Utilizing and Optimizing Forecasting Models for Nursing Demand: A Narrative Review.

Kalpana Singh1, Liyan Ajit D Souza2, Ananth Nazarene3

  • 1Nursing & Midwifery Research Department Hamad Medical Corporation Doha Qatar.

Health Science Reports
|April 20, 2026
PubMed
Summary
This summary is machine-generated.

Accurate nursing demand forecasting is crucial for healthcare.
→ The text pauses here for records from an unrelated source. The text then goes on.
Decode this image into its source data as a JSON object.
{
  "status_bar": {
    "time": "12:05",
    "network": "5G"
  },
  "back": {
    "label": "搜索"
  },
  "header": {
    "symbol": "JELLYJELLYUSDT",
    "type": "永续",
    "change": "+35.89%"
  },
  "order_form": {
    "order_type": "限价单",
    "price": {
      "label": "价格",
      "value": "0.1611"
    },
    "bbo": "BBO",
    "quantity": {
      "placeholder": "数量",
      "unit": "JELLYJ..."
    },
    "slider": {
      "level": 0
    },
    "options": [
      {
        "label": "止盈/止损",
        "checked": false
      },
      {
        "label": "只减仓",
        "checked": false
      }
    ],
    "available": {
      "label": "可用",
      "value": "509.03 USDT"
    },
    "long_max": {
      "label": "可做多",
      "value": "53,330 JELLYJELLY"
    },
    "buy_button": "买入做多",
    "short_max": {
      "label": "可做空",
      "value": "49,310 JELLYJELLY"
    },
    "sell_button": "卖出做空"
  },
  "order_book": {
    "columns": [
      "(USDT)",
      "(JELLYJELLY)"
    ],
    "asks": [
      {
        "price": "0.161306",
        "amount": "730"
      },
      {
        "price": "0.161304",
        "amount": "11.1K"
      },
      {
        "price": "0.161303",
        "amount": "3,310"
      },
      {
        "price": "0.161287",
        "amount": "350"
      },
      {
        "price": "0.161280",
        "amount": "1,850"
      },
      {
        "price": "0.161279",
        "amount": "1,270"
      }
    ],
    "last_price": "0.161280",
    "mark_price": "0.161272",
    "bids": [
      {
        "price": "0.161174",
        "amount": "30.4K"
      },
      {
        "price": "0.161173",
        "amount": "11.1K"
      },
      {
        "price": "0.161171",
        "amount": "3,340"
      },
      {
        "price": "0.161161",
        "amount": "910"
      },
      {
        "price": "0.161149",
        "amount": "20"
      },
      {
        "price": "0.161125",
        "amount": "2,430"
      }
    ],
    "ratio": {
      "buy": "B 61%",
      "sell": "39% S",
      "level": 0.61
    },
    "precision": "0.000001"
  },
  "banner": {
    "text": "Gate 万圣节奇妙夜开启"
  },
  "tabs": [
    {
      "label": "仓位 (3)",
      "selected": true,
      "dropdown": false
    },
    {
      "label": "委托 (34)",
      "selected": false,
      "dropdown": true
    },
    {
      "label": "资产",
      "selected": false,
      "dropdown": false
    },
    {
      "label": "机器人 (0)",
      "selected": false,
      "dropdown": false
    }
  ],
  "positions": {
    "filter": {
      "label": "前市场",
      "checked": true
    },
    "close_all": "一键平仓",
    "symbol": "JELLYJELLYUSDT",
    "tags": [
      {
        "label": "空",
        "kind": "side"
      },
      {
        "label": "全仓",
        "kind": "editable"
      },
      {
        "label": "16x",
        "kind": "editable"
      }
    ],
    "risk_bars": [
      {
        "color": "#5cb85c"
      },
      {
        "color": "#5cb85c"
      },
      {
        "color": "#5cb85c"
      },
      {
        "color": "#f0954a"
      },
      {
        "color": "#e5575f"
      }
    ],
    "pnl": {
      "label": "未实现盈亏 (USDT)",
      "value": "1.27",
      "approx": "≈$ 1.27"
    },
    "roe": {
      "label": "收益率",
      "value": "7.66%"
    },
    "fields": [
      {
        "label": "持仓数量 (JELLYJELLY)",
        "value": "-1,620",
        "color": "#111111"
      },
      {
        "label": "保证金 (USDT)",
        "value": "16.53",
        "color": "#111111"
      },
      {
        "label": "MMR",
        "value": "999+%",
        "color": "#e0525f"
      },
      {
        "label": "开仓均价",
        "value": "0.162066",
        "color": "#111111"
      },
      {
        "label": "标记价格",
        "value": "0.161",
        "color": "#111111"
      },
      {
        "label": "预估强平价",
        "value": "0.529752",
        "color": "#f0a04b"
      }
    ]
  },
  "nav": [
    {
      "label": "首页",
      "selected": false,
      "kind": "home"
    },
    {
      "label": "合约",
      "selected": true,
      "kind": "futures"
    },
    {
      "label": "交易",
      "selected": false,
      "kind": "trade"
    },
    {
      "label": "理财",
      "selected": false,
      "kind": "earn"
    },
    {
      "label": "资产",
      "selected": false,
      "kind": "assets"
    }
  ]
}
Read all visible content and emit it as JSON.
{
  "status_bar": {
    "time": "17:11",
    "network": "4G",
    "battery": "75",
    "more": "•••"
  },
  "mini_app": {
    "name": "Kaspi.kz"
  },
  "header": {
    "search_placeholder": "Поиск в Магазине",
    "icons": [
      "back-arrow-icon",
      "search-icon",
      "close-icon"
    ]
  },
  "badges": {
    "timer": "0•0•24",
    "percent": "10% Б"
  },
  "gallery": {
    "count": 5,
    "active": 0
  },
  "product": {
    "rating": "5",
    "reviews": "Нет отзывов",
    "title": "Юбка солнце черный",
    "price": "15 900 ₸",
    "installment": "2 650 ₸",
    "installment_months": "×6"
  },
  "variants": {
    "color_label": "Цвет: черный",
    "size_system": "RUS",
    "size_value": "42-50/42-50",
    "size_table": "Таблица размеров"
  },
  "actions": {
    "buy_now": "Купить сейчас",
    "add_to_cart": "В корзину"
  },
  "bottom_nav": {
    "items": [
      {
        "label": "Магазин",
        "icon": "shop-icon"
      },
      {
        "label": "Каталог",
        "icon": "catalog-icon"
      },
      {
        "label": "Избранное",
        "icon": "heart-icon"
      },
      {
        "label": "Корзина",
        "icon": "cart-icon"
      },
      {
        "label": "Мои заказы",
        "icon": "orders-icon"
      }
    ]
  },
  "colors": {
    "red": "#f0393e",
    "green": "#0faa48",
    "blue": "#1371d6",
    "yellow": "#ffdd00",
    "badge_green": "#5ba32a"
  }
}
Advanced models like machine learning improve predictions, but data quality and dynamic factors remain challenges for effective workforce planning.

Keywords:
forecasting modelshealthcare managementnurse staffingnursing demandpredictive model methodologiesworkforce planning

Related Experiment Videos

Area of Science:

  • Healthcare Management
  • Nursing Workforce Analytics
  • Predictive Modeling

Background:

  • Accurate nursing demand forecasting is vital for effective healthcare workforce planning.
  • Increasing patient volumes and healthcare complexity challenge traditional methods.
  • Evolving clinical demands, chronic diseases, and technology impact nursing needs.

Purpose of the Study:

  • Map existing nursing demand prediction models.
  • Identify key methodologies, data inputs, and evaluation metrics.
  • Highlight gaps and implications for healthcare policy and workforce management.

Main Methods:

  • Conducted a comprehensive narrative literature synthesis.
  • Examined time-series models (ARIMA), machine learning (Random Forest, LSTM), and hybrid frameworks.
  • Analyzed studies comparing methodologies, performance, and applicability.

Main Results:

  • Advanced models (ML, hybrid) enhance prediction accuracy for proactive workforce planning.
  • Limitations include inconsistent data quality, non-standardized validation, and poor contextual adaptation.
  • Models often neglect dynamic factors like patient acuity and unit specifics.

Conclusions:

  • Forecasting models can significantly improve nursing workforce planning.
  • Effectiveness hinges on methodological rigor, data quality, and organizational readiness.
  • Future work must integrate dynamic variables and enhance model validation for reliable, context-sensitive predictions.